The money trail

The sudden appearance of $800,000 raises suspicions at the Pike Place Market.

HOW DID A CHECK for $809,409 end up on Seattle City Council President Peter Steinbrueck’s wall?

Everyone agrees that the cash originated at the Pike Place Market and was due to the city’s coffers, but the process of its arrival is a subject of great dispute: Critics of the Market’s administration compare it to Enron and call it “murky, murky, murky.” The folks at the Market say it involved a complicated and protracted contractual negotiation and that every penny has been accounted for. Daniel Lieberman, executive director of the Market, says the whole process was “ethical, righteous, and in the best interest of everyone.” Come along and see what you think.

The Pike Place Market is a weird creature called a Public Development Authority (PDA). City government set the Market up as an independent, nonprofit entity governed by its own 12-member volunteer council. The Market council hires an executive director, who oversees a staff of around 80 people, to serve as landlord to the Market’s 200 commercial tenants, 300 residential tenants, and 350 farmers and crafts people who rent day stalls. Landlords are seldom popular, and the Market’s administration, which everybody calls the PDA, is no exception. Add to the normal landlord-tenant friction the fact that the Market has to preserve its old Seattle charm while simultaneously watching its 21st-century bottom line. Mix in the passion that Seattleites feel about the Market with the very real mistakes made by the PDA in the past, and you have a volatile environment in which the sudden appearance of $809,409 is viewed with great suspicion.

And, like so many things in Seattle, it all comes down to parking. Parking is big business at the Market. The city of Seattle owns four parking lots in the Market area, and the PDA manages the lots in exchange for a cut. The projected 2002 take for those lots alone is $485,497, 6 percent of the Market’s estimated $8 million 2002 total gross revenues. The city’s cut for 2002 is expected to be around $187,505.

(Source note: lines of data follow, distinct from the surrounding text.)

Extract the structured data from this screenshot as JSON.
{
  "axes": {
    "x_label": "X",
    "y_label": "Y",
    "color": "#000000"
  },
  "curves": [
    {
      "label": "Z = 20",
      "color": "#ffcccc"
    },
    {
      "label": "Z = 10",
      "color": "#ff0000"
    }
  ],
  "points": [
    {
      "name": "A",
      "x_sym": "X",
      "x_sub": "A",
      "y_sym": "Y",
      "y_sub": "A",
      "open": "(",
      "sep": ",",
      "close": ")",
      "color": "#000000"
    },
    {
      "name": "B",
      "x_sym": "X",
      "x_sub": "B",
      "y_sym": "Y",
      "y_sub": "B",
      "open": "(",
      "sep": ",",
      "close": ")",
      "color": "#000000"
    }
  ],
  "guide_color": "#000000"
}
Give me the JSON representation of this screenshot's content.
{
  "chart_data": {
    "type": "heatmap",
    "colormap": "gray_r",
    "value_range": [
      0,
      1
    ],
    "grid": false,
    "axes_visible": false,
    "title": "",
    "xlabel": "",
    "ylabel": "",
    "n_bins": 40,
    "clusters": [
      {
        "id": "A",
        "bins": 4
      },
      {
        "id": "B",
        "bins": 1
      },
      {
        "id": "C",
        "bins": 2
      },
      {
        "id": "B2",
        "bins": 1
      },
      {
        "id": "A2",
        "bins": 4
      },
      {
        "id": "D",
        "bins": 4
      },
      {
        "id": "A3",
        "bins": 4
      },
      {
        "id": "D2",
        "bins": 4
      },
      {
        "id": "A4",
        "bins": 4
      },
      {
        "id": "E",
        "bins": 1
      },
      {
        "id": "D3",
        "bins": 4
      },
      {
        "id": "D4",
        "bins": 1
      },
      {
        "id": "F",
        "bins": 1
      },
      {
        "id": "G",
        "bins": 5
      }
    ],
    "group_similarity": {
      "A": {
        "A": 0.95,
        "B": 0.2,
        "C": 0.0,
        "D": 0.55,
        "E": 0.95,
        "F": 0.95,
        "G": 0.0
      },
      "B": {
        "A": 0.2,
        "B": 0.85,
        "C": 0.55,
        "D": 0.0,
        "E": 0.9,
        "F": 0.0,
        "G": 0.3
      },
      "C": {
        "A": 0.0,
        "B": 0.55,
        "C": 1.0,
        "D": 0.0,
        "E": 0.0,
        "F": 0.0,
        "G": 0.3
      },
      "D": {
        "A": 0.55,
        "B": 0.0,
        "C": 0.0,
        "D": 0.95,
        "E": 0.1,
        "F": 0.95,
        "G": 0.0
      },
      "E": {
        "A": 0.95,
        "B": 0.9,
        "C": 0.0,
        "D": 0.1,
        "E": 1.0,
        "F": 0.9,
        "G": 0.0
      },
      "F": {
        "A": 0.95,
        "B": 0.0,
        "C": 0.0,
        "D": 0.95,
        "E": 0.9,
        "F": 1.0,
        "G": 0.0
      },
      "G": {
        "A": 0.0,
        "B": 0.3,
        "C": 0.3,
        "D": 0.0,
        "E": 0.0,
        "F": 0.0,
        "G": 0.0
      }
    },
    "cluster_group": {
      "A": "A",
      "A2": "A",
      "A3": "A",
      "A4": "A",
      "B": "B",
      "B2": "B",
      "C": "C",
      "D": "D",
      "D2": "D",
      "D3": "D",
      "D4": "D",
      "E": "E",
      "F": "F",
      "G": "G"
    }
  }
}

According to Joann Cowan, city government’s PDA liaison, Shelly Yapp, who was the Market’s executive director, decided in 1998 to stop paying the city its share of the parking lot revenues. Cowan explains, Yapp wanted to persuade the City Council to let the PDA keep all the parking revenues for development projects at the Market. But Yapp quit shortly after stopping payment. Yapp says she initiated a negotiation after the contracts expired.

The Market went through a series of interim directors until Lieberman was hired in January 2000. Cowan continued to try to get the money, but the Market wouldn’t pay. “They refused to negotiate with us,” she says. “I had to go down there and threaten them and say we were going to bid [the management of the city’s lots] out. [Parking magnate] Joe Diamond wouldn’t have gotten away with this.”

The PDA’s Lieberman has a starkly different account of the events. “I don’t know of any demands or threats,” he says. Lieberman describes instead “a convivial discussion on agreements on complex documents that spanned 14 years.” He lays some responsibility at the city’s feet for not pressing for the money more strongly. “If they never send you a bill, you may never pay them.”

Cowan says after the city’s budget went south, pressure began to build. “The city’s finances took a drop and Steinbrueck and the mayor said, ‘Give us our money!'”

Both Cowan and Lieberman agree that the PDA spelled out the money owed to the city on a line in their monthly books. But was that the right amount? They also concur that there were some people who thought the stated amount of the PDA’s debt was too high and some who thought it was too low. Eventually, of course, it all came down to lawyers. The PDA’s lawyer, establishment powerhouse Gerry Johnson of Preston, Gates and Ellis, worked out a “settlement” or a “resolution” with the mayor’s counsel, Lynn Tangent, of $809,409. The check was delivered to Steinbrueck, who last month persuaded the City Council to use it for the development of another downtown hygiene center for the homeless. While Cowan and Lieberman insist that every penny is accounted for, it’s difficult to reconcile that insistence on precision with the fact that there was a lot of disagreement over how much money was owed.

So is the city a patsy that can’t collect its debts? Cowan certainly indicates the PDA has the city over a barrel. “It’s a nightmare,” she claims. “You don’t want it in the papers that we are suing the Market. [And] it’s not like you are a private landlord and you can just evict someone.” She sums up her job starkly: “Doing public property management is a difficult thing because you are always walking the line between fiscal responsibility and the public good.”

The Market’s Lieberman says, “I feel confident no one could say, ‘There is missing money.'” He adds, “My job is not to make anyone happy. My hope is that your grandchildren and my grandchildren have a Market that is much the same as today.”